中村航「リレキショ」

リレキショ

リレキショ

「I love you」での収録作品が良かったので追っかけてみることにした中村航。第一弾「リレキショ」。
感想を書くのは難しい。どちらかと言えば雰囲気を味わうような作品で、いや、それでも物語だっていいのだけど。唐突な設定にもすんなり入り込める、なるほどこれは御伽噺。この不思議な設定が登場人物たちの絶妙な距離感を保つのに大きく貢献している。朧げで掴めないのだけど、どうしようもない良さがこの作品にはある。疲れたときとか凹んでいるとき、逆にどうしようもなく幸福な気分のときにぴったりな不思議な一冊だ。
強烈にプッシュしたい作品かといえばそういうわけでもないけれど、読んでない人は勿体無いなぁと思う。

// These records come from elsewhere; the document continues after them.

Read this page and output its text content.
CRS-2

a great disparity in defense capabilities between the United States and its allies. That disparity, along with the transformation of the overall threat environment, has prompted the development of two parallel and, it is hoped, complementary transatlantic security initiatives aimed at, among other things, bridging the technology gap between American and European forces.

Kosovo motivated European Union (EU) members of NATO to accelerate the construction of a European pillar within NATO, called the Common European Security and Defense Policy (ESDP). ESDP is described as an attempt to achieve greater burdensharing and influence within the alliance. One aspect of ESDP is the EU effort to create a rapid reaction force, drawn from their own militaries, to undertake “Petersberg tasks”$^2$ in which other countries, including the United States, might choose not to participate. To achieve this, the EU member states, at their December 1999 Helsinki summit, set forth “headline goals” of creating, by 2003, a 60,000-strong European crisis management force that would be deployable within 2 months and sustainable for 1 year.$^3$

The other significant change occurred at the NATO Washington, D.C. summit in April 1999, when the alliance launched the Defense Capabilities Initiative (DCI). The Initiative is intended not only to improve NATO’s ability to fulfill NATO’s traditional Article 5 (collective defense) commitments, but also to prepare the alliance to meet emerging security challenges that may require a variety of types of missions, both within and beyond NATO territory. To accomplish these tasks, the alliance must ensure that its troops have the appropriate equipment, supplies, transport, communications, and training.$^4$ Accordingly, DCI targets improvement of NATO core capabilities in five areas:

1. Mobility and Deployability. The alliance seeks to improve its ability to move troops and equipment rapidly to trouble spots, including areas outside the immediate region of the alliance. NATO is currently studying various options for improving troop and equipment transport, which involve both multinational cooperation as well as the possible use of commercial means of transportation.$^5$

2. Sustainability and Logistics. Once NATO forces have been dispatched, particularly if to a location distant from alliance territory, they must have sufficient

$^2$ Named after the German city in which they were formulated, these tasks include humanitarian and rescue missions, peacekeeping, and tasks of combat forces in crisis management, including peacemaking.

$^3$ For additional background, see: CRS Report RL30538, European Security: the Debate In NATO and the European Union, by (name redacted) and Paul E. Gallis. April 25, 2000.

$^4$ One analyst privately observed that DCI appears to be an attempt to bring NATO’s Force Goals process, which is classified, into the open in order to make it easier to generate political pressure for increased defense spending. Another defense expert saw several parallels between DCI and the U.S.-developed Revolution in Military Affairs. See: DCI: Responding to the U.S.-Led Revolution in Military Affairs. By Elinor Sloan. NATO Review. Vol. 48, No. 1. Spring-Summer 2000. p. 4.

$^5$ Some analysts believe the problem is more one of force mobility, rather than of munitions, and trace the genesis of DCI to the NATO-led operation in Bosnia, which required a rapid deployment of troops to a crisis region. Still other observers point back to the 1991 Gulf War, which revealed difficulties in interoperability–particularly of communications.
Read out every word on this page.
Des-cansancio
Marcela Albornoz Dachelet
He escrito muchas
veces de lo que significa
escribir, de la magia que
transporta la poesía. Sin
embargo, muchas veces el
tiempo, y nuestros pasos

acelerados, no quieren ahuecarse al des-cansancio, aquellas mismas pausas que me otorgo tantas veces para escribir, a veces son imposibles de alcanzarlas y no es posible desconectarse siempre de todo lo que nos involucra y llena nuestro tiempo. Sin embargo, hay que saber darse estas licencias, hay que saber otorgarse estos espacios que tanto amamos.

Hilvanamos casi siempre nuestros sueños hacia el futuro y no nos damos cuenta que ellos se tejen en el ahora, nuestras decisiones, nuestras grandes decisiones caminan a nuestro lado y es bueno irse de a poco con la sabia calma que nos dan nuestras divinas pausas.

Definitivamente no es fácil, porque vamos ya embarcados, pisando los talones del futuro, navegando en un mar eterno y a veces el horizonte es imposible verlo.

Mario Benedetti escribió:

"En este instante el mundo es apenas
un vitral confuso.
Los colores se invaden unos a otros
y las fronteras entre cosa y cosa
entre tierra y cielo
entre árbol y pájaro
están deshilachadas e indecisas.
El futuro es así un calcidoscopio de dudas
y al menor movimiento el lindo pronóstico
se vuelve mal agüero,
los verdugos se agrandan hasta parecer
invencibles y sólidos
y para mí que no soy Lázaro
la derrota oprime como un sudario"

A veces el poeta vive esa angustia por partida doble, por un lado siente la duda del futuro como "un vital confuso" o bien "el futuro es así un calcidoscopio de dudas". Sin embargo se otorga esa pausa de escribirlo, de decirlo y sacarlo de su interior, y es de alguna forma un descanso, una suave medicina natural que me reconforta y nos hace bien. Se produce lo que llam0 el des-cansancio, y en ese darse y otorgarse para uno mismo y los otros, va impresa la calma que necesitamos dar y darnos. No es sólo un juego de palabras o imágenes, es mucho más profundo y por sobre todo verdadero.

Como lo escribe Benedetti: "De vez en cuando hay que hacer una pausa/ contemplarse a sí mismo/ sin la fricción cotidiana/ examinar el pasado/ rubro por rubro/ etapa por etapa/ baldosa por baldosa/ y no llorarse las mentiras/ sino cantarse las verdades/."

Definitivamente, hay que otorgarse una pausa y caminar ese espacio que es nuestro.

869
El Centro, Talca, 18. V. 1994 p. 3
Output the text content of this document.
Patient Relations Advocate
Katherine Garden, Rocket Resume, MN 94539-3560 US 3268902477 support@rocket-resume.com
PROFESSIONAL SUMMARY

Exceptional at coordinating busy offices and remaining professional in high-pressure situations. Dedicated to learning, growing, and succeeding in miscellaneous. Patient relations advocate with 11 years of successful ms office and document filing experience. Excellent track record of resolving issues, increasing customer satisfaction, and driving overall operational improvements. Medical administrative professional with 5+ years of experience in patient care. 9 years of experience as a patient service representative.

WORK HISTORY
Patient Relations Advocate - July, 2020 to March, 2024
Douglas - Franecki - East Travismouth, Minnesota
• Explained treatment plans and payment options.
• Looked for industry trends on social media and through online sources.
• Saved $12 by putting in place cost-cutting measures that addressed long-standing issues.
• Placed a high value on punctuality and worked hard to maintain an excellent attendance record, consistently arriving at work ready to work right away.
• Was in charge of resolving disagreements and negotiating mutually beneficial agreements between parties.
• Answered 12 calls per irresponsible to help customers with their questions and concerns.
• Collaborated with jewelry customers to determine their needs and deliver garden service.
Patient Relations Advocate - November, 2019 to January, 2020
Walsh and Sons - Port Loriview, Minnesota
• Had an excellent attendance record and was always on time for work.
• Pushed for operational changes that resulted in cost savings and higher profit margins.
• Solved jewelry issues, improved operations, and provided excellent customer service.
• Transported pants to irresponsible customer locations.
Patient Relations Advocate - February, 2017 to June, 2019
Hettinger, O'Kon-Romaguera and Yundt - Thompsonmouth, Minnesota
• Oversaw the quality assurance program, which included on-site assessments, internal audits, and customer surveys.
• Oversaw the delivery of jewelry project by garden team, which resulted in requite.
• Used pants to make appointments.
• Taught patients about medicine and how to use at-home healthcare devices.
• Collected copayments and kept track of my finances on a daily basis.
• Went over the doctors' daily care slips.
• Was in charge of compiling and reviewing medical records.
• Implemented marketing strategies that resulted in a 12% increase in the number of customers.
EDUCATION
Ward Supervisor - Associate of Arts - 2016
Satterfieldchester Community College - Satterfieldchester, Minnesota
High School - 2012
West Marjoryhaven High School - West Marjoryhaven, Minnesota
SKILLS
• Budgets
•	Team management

そして中村航の注目度は俄然上がりました。

追記

Amazonで言い得て妙なレビューがあったので抜粋。

ぼんやりした世界は非常に不安定なのですが、
その不安定さが心地よく感じられます。
言葉を並べて表現されていく世界ではなく、

物語の流れを楽しめる作品です。
よくわからないからこそ、登場する人物が魅力的に見え、
言葉によって付け足された人間性では無い、しっかりした人物像ができあがっています。

家の中での描写、スタンドでの様子、すべてがあいまいなのですが
確実に読む人の心をつかみ、その世界に引きずり込んでいってくれます。

何で抜粋したかというと、個人的に残しておきたい名文だったから。これで人に薦められる。